The structure is T-shaped and buried under an earth bank, and is formed out of a long concrete-covered Nissen hut set on dwarf brick walls, subdivided by brick walls, and with a brick walled entrance section built out from it towards the road. There are also two escape shafts and the entrance extension includes a small guard room. 

According to a survey by the Sussex Archaeological Society there were six rooms and they believed that “Room 1 was a guard room, Rooms 2 and 3 were for offices and stores, Room 4 was an entrance lobby with chemical toilets, Room 5 was the main equipment area and insulated/sound-proofed Room 6 was probably for an emergency generator”. Some of the soundproofing material of unknown composition still survives.

Electric lighting was provided, and cables for power and equipment were both cast into the floor and also above floor level suggesting possible phases of installation and use

The new submarine cable was the first commercial Telcothene (Telcon's name for their polythene dielectric material) insulated telephone cable, and was laid from Hope Gap, near Cuckmere to Dieppe in 1945.'_

Chyngton Bunker


*The Explore*

Although seemingly sealed, it is actually still accessible with some effort. This is one of those high effort low reward type places, but might as well put the pictures up as I went to the effort of getting in. 
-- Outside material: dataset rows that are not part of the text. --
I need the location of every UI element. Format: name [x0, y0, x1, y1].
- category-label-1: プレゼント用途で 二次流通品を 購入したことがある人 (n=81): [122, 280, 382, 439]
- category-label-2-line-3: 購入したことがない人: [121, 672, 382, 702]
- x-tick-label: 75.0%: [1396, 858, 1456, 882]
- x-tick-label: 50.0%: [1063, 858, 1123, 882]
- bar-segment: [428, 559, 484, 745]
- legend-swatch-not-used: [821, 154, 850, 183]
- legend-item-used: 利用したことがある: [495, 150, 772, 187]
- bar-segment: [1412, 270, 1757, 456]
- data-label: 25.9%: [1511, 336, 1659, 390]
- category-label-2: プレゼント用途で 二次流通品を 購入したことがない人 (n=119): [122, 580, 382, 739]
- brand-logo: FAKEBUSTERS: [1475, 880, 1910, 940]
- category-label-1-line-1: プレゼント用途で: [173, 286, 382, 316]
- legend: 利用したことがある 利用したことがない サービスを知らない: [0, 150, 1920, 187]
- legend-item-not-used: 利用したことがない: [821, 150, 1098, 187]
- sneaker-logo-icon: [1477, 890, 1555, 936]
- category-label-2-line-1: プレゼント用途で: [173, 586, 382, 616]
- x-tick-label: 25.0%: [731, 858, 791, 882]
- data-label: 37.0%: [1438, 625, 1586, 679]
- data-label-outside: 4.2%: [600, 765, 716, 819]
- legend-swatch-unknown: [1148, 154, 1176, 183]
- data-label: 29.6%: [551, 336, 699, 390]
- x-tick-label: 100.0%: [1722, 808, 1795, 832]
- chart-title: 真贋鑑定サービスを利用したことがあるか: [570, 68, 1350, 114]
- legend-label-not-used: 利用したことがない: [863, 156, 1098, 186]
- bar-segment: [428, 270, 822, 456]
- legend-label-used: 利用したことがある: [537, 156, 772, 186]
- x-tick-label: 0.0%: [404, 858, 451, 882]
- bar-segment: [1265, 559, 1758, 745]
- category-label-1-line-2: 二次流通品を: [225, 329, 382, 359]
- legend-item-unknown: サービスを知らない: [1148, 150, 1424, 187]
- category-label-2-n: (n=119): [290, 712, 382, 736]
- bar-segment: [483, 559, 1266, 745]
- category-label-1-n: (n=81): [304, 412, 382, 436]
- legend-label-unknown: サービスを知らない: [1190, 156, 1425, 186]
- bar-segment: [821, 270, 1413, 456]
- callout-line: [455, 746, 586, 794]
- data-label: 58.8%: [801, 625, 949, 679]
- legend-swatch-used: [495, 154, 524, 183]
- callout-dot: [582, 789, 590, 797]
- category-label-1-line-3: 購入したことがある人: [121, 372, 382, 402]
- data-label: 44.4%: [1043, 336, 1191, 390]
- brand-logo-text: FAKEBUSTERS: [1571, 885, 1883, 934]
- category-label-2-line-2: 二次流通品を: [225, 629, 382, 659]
There were signs of a homeless person living here, but long since gone since they gated closed the entrance.



*Photos*


----------



## Brewtal (Sep 17, 2017)

Nicely done mate. I'm curious about the hole in the ground in pic 5. Did it lead anywhere?


----------



## Gromr (Sep 17, 2017)

Nope, was like a foot deep.


----------



## smiler (Sep 17, 2017)

Fair Play to the Sussex A S they made decent job of it, I can understand your remark about lots of effort for small rewards but I actually think you did alright out of it, easy for this old fart to say from his armchair I know but I have come away scratched a nd stung to buggery, after falling in hidden ditches with fuck all to show for it and probably so have you not to appreciate this little gem, Proper Job, Thanks


----------